What constitutes place? Across Max Berry’s work to date, place has emerged as a defining interest. In this, his latest solo exhibition, place is again evoked through the exhibition’s title, as well as through the works predominant subject matter, landscape. However marking a departure in approach to his previous work, Berry’s interest in landscape has turned from its fantastical imaging to its direct experience, with the artist venturing out of his studio on excursions to locations throughout Australia. These have included Hill End and the Colo Valley in inland New South Wales, and further south to Tasmania’s hinterland.
Across the exhibition, Berry has distilled something of these locations into paintings that are vivid in colour and decisive in stroke. Be it a view of rolling hills, an immense horizon line, a solitary tree, a river or a dam, each painting offers the viewer a vignette, an invitation to experience a moment in time and space, and to position themselves where the artist once stood. Upon viewing these landscapes what quickly becomes noticeable however is that they are largely unpopulated. But while people do not abound they are not inhuman. A tree for example might ask for greater attention announcing itself as a prominent character through a stroke that intensifies its form, while the presence of a road might clarify the painter’s point of interest in a composition, or the shade of the sky’s hue have been given a concentrated vibrancy to evoke its emotional impact.

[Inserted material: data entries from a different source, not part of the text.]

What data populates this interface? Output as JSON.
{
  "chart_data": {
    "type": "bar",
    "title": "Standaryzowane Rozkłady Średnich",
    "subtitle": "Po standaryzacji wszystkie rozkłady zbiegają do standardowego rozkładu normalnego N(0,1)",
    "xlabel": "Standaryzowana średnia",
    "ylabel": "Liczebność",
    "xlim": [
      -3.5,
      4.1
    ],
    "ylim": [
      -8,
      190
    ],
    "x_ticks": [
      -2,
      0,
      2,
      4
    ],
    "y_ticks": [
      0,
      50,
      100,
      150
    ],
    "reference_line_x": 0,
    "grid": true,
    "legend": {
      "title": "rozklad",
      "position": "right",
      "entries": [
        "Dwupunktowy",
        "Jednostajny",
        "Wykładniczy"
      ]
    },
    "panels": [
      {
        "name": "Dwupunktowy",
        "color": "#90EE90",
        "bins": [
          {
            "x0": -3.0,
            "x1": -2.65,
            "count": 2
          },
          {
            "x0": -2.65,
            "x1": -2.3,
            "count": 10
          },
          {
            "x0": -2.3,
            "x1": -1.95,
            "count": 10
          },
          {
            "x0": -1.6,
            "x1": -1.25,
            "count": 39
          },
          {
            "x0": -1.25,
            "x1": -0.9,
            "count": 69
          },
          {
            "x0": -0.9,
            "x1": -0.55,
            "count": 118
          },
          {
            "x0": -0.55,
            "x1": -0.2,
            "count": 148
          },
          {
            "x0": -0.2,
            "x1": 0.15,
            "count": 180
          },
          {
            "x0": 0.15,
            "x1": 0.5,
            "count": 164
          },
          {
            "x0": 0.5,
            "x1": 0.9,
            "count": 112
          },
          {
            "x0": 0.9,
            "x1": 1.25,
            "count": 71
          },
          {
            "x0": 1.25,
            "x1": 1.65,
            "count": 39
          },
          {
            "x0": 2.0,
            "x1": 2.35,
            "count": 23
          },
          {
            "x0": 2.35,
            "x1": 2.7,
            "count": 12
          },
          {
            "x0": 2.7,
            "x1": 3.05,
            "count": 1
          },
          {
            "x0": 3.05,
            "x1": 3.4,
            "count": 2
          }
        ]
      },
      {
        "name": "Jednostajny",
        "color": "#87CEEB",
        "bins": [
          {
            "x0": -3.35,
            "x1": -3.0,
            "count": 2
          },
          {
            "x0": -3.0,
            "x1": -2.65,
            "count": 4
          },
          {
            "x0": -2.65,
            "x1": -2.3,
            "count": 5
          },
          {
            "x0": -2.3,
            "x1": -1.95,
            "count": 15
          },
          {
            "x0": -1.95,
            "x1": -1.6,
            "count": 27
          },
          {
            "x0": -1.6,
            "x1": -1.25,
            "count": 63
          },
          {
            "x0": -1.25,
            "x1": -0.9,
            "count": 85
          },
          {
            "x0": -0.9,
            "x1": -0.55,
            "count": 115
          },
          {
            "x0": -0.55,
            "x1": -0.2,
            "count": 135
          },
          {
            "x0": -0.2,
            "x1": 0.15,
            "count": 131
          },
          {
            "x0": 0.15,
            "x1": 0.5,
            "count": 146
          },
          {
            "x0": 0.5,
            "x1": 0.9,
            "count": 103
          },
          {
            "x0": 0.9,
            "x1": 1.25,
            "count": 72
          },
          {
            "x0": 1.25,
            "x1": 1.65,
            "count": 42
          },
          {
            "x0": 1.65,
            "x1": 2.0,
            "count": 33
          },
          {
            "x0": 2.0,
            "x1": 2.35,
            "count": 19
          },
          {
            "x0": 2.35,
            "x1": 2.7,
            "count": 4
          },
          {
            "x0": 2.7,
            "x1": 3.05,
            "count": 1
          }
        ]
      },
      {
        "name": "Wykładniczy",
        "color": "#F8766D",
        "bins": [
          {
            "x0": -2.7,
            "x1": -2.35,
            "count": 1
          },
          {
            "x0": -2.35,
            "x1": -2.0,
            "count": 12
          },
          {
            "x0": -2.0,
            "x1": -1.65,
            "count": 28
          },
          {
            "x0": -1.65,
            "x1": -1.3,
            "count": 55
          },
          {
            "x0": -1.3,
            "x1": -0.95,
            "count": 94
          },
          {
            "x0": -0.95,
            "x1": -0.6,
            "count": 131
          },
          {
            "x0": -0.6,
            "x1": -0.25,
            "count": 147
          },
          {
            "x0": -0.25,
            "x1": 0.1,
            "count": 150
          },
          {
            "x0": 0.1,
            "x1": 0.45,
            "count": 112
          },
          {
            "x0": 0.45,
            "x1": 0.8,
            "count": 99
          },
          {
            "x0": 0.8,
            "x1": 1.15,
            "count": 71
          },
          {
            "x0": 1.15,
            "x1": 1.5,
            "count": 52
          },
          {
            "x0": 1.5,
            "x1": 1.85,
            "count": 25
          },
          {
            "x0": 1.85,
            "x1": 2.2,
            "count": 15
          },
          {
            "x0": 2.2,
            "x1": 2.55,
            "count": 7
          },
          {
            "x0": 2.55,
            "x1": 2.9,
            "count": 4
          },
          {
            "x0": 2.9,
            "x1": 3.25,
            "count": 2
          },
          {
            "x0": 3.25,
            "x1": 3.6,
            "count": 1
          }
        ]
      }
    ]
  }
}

Significantly for this collection of works, Berry first translated his experience of these places through photography, capturing a days shifting light or a detail that caught his interest through the rich impression of film. Then back in the studio, the resulting photos were used to reinterpret these moments through the poetic potentials offered by paint. Like flipping through the pages of a photo album, the works in The Inwardness of Place are decidedly nostalgic and sting with emotion, with each work seeming to encourage a particular quality or feeling that lingers and marks its own time as it is viewed. This may suggest that the answer to what constitutes place exists in each person’s encounter, residing within.